Rata-rata, penolakan itu karena warga geram dengan apa yang sudah dilakukan si meninggal semasa hidup. Seperti para bomber pengebom di tempat ibadah itu.
Memang betul, perbuatan menebar ancaman, membunuhi orang-orang lain, tidak dibenarkan atas nama apapun. Mau atas nama hukum ataupun nurani, sudah barang tentu salah. Terlebih atas nama agama, membawa nama-nama Tuhan. Agama macam apa yang mengajarkan kebencian?
Pun dengan penolakan-penolakan yang terjadi. Agaknya, kalimat agama macam apa yang mengajarkan kebencian juga berlaku di sini. Bukannya agama juga mengajarkan tentang memaafkan?
Stigmatisasi sampai mati ini, setidaknya menurut saya, hanya buang-buang energi. Mau sampai kapan energi dihabiskan hanya untuk melabeli orang-orang mati? Oh ini si jahat, oh ini si baik. Bukankah persoalan baik buruk, mau masuk surga atau sebaliknya, itu ‘prerogatif’ Tuhan? Kalau Tuhan berkehendak, manusia bisa apa?
Stigmatisasi bagi yang hidup, makin merepotkan lagi. Oh ini eks pencandu narkoba, oh ini eks teroris, oh ini orang yang pernah nganu, ataupun sebutan kontraproduktif lainnya. Kalaupun mereka pernah melakukan kejahatan, Indonesia negara hukum berarti mereka melanggar hukum dan sudah divonis hukuman, masa iya harus menambah panjang hukumannya dengan penghakiman publik.
Jika ini terus terjadi, maka alih-alih labelisasi yang putih pastilah suci, bisa jadi tanpa arti. Bagi mereka yang pernah melakukan pelanggaran hukum dan dihukum, alangkah baiknya dirangkul kembali, diterima dengan senang hati, untuk kembali ke kehidupan masyarakat. Toh, mereka butuh melanjutkan hidup, tak mungkin bisa sendiri.

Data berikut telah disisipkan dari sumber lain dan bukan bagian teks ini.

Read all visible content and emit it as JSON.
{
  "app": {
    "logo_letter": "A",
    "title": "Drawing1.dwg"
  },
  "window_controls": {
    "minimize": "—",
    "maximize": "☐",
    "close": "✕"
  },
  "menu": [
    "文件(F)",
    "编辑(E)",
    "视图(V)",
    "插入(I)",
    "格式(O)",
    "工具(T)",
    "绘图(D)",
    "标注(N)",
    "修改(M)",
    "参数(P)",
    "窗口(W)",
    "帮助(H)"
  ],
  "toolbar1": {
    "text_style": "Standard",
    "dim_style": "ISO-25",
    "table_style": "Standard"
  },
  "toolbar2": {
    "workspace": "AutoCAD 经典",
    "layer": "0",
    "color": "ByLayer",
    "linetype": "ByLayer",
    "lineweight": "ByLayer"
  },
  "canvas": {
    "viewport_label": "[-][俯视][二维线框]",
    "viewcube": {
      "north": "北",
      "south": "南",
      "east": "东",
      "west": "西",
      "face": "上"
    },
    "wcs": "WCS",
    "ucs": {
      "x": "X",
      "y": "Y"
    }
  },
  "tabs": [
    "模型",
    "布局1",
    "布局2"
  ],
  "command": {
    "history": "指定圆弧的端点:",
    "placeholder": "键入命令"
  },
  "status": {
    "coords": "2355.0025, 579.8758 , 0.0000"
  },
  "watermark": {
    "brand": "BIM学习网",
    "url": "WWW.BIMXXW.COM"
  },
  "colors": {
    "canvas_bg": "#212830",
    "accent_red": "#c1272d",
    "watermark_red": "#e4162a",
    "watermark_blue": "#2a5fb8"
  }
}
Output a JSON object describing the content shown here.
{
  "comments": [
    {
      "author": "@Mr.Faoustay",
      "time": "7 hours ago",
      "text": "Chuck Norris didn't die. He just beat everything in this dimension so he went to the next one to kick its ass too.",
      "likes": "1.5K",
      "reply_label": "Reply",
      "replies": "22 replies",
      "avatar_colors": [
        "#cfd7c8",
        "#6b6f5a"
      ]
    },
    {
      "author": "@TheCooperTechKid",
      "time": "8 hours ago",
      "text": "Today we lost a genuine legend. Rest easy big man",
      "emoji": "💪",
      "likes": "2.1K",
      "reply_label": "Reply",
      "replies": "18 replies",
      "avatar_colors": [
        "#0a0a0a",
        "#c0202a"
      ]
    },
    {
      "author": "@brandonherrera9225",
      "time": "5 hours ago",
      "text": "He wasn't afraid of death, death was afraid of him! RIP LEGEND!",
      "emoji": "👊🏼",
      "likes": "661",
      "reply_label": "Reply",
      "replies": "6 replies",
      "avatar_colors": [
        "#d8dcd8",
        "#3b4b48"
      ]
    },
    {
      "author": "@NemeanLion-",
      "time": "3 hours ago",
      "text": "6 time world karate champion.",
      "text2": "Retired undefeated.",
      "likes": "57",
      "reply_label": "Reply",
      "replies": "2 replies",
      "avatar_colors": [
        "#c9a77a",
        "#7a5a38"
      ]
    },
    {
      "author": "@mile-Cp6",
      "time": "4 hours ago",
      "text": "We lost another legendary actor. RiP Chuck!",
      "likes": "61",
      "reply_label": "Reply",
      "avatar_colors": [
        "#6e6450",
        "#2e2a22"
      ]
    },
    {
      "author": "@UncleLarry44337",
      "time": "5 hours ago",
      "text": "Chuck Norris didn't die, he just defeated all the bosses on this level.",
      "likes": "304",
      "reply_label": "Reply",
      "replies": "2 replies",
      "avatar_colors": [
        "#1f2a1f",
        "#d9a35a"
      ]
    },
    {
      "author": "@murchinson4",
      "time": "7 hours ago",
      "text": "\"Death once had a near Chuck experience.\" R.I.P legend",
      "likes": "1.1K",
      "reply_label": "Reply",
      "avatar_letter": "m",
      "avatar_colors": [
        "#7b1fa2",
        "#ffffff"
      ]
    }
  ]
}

Masyarakat yang pemaaf, amat mungkin menjadi energi yang besar untuk membantu mereka-mereka yang pernah tergelincir kesalahan untuk bangkit. Bahkan mungkin, -jika toh mereka masih ada keinginan mengulang kejahatan – amat mungkin masyarakat yang pemaaf ini bisa mengikis niat mengulangi itu.
Bangsa kita bangsa pemaaf, buktinya? Beberapa teman yang saya lihat, masih menjagokan Belanda saat main bal-balan di Playstation. Hehe. Atau sorak sorai mendukung Jepang – mantan penjajah lainnya – saat adu tanding melawan Belgia di laga 16 besar Piala Dunia kemarin.
Memang betul, kebencian tak perlulah dirawat, apalagi diwariskan kepada anak cucu. Bisa-bisa nanti repot sendiri. Misalnya: mau upload foto kincir angin, kalah dengan gengsi, mau upload foto indahnya Gunung Fuji, juga gengsi. Masa upload hal-hal berbau mantan penjajah, kan sudah kadung membenci. Hehehe.
Jadi ingat kutipan Nelson Mandela, si revolusioner Afrika Selatan: tiada masa depan tanpa memaafkan.